Objective: Estimate how much learning outcomes change between cohorts in the ASER data, and assess whether a location-based difference-in-differences strategy applied to ASER data would yield precise estimates.
A location-based DiD would compare year-over-year changes in outcomes across locations — exploiting variation in when an intervention rolled out across areas. Precision depends on how much of the total variation in outcomes is within-location over time (signal) versus across locations (noise absorbed by location fixed effects). If year-over-year changes are small relative to cross-location differences, the approach may have limited statistical power.

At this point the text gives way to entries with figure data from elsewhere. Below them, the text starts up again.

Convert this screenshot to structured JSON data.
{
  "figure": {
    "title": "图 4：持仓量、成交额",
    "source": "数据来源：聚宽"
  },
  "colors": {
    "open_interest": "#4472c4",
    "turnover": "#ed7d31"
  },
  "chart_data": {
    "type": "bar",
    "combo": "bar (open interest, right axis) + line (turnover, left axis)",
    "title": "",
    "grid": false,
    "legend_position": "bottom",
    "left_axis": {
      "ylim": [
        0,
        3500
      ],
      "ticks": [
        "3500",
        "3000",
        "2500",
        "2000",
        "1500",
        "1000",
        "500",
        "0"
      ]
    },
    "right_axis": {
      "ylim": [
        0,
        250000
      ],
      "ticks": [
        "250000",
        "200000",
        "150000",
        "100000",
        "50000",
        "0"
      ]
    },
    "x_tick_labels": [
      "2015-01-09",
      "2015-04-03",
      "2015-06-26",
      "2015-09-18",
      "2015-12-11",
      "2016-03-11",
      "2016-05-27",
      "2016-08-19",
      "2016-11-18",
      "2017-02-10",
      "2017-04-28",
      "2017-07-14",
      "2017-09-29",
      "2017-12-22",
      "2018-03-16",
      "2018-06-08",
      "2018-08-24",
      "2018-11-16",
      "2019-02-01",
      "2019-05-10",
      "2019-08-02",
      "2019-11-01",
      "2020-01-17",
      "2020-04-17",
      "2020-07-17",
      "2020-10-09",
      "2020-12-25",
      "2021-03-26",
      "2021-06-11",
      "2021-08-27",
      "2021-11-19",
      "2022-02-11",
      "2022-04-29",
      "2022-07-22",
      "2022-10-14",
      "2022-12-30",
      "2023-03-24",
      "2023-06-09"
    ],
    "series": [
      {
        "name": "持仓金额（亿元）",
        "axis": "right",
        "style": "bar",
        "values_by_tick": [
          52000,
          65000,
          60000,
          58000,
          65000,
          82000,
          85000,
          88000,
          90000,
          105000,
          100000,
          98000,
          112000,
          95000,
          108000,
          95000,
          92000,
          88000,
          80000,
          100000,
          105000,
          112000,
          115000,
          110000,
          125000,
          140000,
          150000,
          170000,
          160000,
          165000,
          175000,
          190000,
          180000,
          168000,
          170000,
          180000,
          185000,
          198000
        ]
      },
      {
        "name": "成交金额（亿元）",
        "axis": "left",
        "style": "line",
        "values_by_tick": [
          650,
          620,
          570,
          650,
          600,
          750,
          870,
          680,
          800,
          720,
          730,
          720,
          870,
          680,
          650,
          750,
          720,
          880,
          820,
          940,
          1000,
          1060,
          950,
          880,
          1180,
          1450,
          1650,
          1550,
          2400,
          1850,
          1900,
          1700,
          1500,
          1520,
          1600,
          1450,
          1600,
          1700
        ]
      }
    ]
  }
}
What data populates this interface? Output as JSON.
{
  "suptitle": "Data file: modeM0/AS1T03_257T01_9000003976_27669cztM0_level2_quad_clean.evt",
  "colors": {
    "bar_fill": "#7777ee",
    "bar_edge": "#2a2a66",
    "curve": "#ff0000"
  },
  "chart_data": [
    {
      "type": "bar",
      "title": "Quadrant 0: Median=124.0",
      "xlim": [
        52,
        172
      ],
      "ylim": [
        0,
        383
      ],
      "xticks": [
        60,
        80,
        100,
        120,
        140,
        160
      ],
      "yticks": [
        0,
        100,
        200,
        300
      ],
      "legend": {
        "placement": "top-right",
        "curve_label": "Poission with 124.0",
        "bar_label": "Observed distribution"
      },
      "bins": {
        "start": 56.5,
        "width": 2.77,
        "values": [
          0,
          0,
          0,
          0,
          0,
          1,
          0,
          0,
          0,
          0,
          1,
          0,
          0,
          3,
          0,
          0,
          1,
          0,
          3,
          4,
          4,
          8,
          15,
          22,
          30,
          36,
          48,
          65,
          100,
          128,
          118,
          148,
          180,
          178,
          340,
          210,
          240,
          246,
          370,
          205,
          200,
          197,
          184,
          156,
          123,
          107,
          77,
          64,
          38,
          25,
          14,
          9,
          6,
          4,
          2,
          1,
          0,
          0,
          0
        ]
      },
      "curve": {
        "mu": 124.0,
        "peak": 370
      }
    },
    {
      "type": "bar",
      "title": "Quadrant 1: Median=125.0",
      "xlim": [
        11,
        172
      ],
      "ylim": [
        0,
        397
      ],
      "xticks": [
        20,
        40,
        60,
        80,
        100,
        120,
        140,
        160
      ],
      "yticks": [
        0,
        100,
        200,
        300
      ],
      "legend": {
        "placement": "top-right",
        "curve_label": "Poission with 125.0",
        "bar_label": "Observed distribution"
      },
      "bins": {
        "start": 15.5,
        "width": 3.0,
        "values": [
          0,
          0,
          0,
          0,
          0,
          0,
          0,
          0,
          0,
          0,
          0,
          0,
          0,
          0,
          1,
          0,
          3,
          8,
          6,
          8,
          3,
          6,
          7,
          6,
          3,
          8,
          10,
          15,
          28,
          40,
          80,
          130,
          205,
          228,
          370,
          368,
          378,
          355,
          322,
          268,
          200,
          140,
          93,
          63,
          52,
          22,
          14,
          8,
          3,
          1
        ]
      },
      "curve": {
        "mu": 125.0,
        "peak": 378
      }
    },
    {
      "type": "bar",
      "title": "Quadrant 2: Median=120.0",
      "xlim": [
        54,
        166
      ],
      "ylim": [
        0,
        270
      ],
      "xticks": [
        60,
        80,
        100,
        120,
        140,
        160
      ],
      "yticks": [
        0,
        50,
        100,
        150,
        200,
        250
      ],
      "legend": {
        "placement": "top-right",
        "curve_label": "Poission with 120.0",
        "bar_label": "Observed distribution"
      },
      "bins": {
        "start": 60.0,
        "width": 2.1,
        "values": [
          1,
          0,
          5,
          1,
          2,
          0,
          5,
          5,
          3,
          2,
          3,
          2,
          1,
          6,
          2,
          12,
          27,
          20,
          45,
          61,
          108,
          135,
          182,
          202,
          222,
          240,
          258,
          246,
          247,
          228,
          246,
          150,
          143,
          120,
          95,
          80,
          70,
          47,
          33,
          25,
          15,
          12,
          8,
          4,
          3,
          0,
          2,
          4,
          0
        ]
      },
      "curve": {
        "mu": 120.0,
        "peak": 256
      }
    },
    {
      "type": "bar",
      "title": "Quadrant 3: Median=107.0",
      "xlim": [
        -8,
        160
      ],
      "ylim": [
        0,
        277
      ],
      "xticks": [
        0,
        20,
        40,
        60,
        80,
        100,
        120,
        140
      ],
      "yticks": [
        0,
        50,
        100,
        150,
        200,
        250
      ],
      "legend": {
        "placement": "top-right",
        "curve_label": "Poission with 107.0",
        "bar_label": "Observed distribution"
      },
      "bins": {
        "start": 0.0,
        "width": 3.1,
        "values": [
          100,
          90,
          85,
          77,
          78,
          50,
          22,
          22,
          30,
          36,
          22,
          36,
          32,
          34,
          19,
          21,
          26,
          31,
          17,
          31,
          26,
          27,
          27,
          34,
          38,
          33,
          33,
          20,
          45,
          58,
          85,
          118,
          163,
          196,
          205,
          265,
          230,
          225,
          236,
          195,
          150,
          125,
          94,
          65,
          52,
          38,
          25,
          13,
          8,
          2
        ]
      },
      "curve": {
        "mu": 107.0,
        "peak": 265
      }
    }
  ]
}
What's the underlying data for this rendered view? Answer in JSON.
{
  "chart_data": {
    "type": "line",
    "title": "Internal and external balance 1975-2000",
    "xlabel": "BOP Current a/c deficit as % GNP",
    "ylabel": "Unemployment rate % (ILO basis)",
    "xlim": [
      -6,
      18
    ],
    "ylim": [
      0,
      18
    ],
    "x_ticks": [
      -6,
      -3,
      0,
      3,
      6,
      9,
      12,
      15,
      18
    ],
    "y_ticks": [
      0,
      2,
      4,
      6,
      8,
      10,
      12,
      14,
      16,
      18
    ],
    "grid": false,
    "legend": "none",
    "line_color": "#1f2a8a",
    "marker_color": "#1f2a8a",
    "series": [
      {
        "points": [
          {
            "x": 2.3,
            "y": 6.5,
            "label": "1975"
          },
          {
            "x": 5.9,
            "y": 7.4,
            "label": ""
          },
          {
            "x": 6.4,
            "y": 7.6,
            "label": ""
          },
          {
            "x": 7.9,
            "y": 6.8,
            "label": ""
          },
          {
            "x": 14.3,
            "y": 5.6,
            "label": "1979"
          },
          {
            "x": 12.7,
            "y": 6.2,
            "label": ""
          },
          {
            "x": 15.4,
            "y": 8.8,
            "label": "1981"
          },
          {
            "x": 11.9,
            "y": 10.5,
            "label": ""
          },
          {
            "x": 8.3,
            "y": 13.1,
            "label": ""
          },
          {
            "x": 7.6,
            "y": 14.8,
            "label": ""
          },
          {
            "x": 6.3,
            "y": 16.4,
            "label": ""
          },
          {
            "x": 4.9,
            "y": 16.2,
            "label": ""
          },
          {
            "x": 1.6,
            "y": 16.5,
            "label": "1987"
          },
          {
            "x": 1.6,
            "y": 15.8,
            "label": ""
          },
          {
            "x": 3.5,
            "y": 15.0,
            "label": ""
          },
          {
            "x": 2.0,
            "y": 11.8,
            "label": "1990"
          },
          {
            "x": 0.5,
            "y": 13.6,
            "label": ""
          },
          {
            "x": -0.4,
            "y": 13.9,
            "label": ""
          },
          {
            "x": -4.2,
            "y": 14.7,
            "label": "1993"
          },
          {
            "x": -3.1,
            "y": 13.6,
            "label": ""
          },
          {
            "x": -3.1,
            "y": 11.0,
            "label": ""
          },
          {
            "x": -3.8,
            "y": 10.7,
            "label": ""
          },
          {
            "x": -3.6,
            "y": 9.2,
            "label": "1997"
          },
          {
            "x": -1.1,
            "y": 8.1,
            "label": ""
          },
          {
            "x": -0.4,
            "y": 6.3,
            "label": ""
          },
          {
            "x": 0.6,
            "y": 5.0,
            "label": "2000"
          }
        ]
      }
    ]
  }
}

Data: State-level ASER survey data from 2005 to 2014, drawn from the publicly available dataset at github.com/dougj892/public-datasets. All four outcomes reported in the original ASER reports are examined: the share of Std 3 students reading at Std 1 level, the share of Std 5 students reading at Std 2 level, the share of Std 3 students who can subtract, and the share of Std 5 students who can divide.
Analyses:
Year-over-year changes — For each state and year, the change from the prior year is computed for each outcome. Histograms show the distribution of these annual changes, giving a sense of how much scores typically shift from one cohort to the next.
Pairwise state differences — For each year, absolute differences between all pairs of states are computed. Histograms show the distribution of these cross-location gaps. Comparing the two distributions indicates whether within-location change is large enough relative to cross-location variation to support a precise DiD estimate.